Aris (ARIS) insider shares convert at merger; RSUs paid $25
Rhea-AI Filing Summary
Aris Water Solutions (ARIS) reported a director’s Form 4 reflecting the merger closing mechanics. On 10/15/2025, the insider disposed of 36,325 Class A shares at the merger’s Effective Time, reducing holdings to 0 shares. Each share was converted into the right to receive, per the holder’s election, either $7.00 plus 0.450 Western Midstream Partners common units, $25.00 in cash, or 0.625 Western Midstream Partners common units. The filing notes 5,901 RSUs were cash-settled at $25.00 per unit plus accrued cash-based dividend equivalents.
Positive
- None.
Negative
- None.
Insights
Insider shares converted at merger; RSUs paid in cash.
The Form 4 documents the mechanical effects of the merger on an insider’s holdings. The insider’s 36,325 Aris Class A shares were converted at the Effective Time into the right to receive consideration consistent with the merger terms: either $7.00 plus 0.450 Western Midstream units, $25.00 cash, or 0.625 units.

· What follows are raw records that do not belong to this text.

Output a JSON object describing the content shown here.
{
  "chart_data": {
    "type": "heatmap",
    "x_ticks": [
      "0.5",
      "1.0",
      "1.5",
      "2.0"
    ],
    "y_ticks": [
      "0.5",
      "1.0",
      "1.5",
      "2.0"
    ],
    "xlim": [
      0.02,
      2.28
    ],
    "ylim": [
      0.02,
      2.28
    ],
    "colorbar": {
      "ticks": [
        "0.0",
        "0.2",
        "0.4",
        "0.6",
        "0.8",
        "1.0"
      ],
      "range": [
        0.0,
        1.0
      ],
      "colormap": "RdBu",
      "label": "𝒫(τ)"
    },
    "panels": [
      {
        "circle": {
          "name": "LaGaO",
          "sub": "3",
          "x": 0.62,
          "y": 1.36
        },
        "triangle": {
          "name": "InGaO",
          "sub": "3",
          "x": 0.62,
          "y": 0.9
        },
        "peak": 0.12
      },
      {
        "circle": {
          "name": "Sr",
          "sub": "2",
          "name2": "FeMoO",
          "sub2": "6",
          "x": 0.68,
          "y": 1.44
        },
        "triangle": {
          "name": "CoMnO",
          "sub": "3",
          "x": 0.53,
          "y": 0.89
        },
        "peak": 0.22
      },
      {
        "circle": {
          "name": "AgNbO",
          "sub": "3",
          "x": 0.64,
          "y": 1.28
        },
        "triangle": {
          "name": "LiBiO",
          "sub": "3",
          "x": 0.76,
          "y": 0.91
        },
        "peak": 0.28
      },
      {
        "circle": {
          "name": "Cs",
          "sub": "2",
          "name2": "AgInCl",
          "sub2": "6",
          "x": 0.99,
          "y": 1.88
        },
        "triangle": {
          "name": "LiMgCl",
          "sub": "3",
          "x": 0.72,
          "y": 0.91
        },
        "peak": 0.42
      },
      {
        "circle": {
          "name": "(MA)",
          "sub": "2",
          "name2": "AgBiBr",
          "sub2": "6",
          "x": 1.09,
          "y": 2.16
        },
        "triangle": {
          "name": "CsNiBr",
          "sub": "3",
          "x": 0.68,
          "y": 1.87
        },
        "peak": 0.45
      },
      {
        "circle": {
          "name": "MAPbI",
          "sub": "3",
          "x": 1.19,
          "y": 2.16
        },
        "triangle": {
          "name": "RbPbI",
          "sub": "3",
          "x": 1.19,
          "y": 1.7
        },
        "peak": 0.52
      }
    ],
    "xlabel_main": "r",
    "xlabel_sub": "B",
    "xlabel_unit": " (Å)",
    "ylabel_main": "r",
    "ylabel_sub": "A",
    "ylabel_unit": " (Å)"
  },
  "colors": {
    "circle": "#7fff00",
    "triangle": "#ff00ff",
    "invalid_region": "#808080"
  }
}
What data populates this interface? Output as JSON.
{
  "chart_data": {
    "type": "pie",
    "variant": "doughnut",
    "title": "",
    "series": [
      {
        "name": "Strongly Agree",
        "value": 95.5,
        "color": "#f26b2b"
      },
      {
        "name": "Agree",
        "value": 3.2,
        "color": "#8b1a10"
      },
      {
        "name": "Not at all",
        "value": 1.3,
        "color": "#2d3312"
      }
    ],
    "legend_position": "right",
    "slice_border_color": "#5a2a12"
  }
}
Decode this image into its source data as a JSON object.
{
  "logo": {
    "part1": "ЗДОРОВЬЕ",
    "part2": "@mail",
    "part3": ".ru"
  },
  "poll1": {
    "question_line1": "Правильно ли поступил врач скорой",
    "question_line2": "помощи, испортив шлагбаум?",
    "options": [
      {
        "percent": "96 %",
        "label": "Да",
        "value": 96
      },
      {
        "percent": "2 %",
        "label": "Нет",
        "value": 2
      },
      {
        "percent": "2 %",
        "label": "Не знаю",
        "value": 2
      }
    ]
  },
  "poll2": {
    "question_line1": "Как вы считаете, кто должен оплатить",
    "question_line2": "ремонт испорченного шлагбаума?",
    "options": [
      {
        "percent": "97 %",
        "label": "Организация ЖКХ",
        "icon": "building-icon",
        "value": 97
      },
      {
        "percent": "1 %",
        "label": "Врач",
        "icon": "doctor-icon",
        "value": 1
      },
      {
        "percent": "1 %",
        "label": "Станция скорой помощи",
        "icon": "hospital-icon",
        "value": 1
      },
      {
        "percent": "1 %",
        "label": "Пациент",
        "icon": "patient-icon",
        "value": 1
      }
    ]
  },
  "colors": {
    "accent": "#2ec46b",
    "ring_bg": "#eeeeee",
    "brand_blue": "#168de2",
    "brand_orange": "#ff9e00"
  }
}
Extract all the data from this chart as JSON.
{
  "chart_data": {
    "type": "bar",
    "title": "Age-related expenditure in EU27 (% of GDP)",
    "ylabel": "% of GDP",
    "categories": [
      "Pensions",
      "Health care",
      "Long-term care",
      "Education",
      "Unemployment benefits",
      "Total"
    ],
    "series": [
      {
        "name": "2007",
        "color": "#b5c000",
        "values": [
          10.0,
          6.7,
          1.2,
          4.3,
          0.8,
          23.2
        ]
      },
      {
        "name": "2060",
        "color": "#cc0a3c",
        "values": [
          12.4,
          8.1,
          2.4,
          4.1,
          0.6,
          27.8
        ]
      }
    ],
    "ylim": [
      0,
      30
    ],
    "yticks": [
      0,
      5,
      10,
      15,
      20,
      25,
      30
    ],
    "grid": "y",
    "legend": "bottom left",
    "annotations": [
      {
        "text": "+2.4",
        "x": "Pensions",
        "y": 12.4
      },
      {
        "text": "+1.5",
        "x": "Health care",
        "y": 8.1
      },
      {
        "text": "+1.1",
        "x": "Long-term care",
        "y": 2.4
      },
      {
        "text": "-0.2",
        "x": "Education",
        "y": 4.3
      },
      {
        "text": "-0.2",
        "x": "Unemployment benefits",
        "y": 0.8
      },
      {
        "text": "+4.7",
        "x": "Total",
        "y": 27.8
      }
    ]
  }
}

The insider also had 5,901 RSUs that were converted into cash at $25.00 per underlying share plus any accrued cash-based dividend equivalents. After the transaction, the filing shows 0 shares beneficially owned. This is an administrative reflection of closing terms rather than an open-market sale.
Insider Trade Summary
| Type | Security | Shares | Price | Value |
|---|---|---|---|---|
| Disposition | Class A Common Stock | 36,325 | $0.00 | -- |
Footnotes (1)
- As of the effective time (the "Effective Time") of the transactions contemplated by the Agreement and Plan of Merger entered into on August 6, 2025, by and among the Issuer, Western Midstream Partners, LP ("Parent"), Arrakis OpCo Merger Sub LLC, Arrakis Holdings Inc., Arrakis Unit Merger Sub LLC, Arrakis Cash Merger Sub LLC and Aris Water Holdings LLC, each issued and outstanding share of the Issuer's Class A common stock, par value $0.01 per share ("Issuer Class A Common Stock") held by the Reporting Person as of immediately prior to the Effective Time, was converted into the right to receive, pursuant to an election made by the Reporting Person, one of the following forms of consideration: cont'd from Footnote 1: (i) $7.00 in cash (without interest) and 0.450 common units representing limited partnership interests in Parent ("Parent Common Units"); (ii) $25.00 in cash (without interest); (iii) 0.625 Parent Common Units ("Common Unit Election Consideration"), or (iv) in the event of the Reporting Person's failure to timely deliver an election, the Common Unit Election Consideration. This amount includes 5,901 shares of Issuer Class A Common Stock subject to awards of time-vesting restricted stock units ("Issuer RSU Awards") held by the Reporting Person. At the Effective Time, each Issuer RSU Award was converted into the right to receive an amount in cash equal to (i) the total number of shares of Issuer Class A Common Stock subject to such Issuer RSU Award, multiplied by (ii) $25.00, plus an additional amount in cash equal to any accrued but unpaid cash-based dividend equivalents.